Because versions of a gene called CYP2C9 can slow down the body’s ability to break down warfarin, it may accumulate in your bloodstream and you may need much less warfarin than the average person. This genetic variation may be found in as many as 20 percent of people with European ancestry, but it is rarely found in people with Asian or African ancestry. Which leads us to another issue: the ideal dosing for warfarin, as with many other drugs, varies by ethnicity.

Some drugs work so well in some people that they become poisoned by too much of the active ingredient. The HIV/AIDS drug abacavir (trade name Ziagen) is used to treat HIV by helping inhibit an enzyme that helps the virus reproduce. About one in 10 people treated with abacavir have a hypersensitive reaction, including developing a fever, rash, respiratory problems, and so on, symptoms that typically disappear after they stop taking the drug.
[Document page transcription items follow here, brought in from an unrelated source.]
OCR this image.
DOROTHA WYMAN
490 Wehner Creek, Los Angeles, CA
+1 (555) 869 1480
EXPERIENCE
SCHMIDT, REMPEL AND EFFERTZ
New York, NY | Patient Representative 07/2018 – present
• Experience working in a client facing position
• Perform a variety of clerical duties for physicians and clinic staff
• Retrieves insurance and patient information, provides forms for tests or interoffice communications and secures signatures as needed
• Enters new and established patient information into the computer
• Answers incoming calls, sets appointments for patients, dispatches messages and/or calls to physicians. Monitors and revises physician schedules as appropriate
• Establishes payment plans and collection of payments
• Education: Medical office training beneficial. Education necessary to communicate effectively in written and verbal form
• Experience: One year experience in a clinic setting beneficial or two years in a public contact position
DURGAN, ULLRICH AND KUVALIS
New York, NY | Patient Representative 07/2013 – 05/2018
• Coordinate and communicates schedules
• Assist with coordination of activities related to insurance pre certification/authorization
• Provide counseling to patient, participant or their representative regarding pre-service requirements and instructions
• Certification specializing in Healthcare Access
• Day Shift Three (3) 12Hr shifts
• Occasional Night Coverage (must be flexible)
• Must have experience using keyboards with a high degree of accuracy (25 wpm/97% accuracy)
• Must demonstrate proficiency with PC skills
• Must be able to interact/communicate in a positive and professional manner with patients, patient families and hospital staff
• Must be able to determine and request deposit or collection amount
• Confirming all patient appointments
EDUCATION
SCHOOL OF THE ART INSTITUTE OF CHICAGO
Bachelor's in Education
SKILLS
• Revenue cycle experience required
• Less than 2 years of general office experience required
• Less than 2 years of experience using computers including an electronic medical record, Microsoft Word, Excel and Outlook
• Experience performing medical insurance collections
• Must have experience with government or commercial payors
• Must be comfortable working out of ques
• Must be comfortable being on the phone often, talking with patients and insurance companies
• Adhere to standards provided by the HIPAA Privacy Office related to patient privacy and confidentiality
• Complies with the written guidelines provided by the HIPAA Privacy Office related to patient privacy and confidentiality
Some health professionals have called for genetic testing to see if an individual harbours a particular immune marker called HLA-B*5701, before they get abacavir. Suffice to say even if you don’t have this marker, you can have other types of adverse reactions.

At the end of the day, do we need to try to find genetic information in order to use drugs more safely? That’s a good question to which I would answer, “Maybe, but not yet.” Why? Because the science isn’t quite there yet. These tests are expensive and the results, while perhaps suggestive, are never conclusive. You may have a gene that indicates you might be hypersensitive to a drug, but it doesn’t automatically mean you will be. A safe and controlled trial may be a better measure of how well you tolerate a drug.

The bottom line worth remembering is that while we humans are very similar, when it comes to taking drugs, we may be very different. As one very trusted pharmacologist reminds me, the key principle is “Start low and go slow.” Constant vigilance to determine when and under which conditions it is appropriate to take a drug – taking the least amount you need to do the job – is always warranted and looking deep within your genes provides few definitive answers.

Right now, there are only a few drugs for which genetic tests exist, but there promises to be many more as scientists continue to collect data on our SNPs, sniffing out ‘genotypes’ that can predict any risk or reward related to taking a prescription drug.

In future, look out for drug companies that start co-marketing their products with genetic tests. They’ll be selling genetic tests, not so much to offer promises of health, but more to offer avoidance of drug-related adverse effects. Even now, genetic testing is beginning to create hope around a future of designer pharmaceutical regimes where the shape and size of your medicine cabinet depends on your personal genetic makeup.

Alan Cassels is a drug policy researcher at UVic and is writing a consumer’s guide to the sale of direct-to-consumer genetic testing.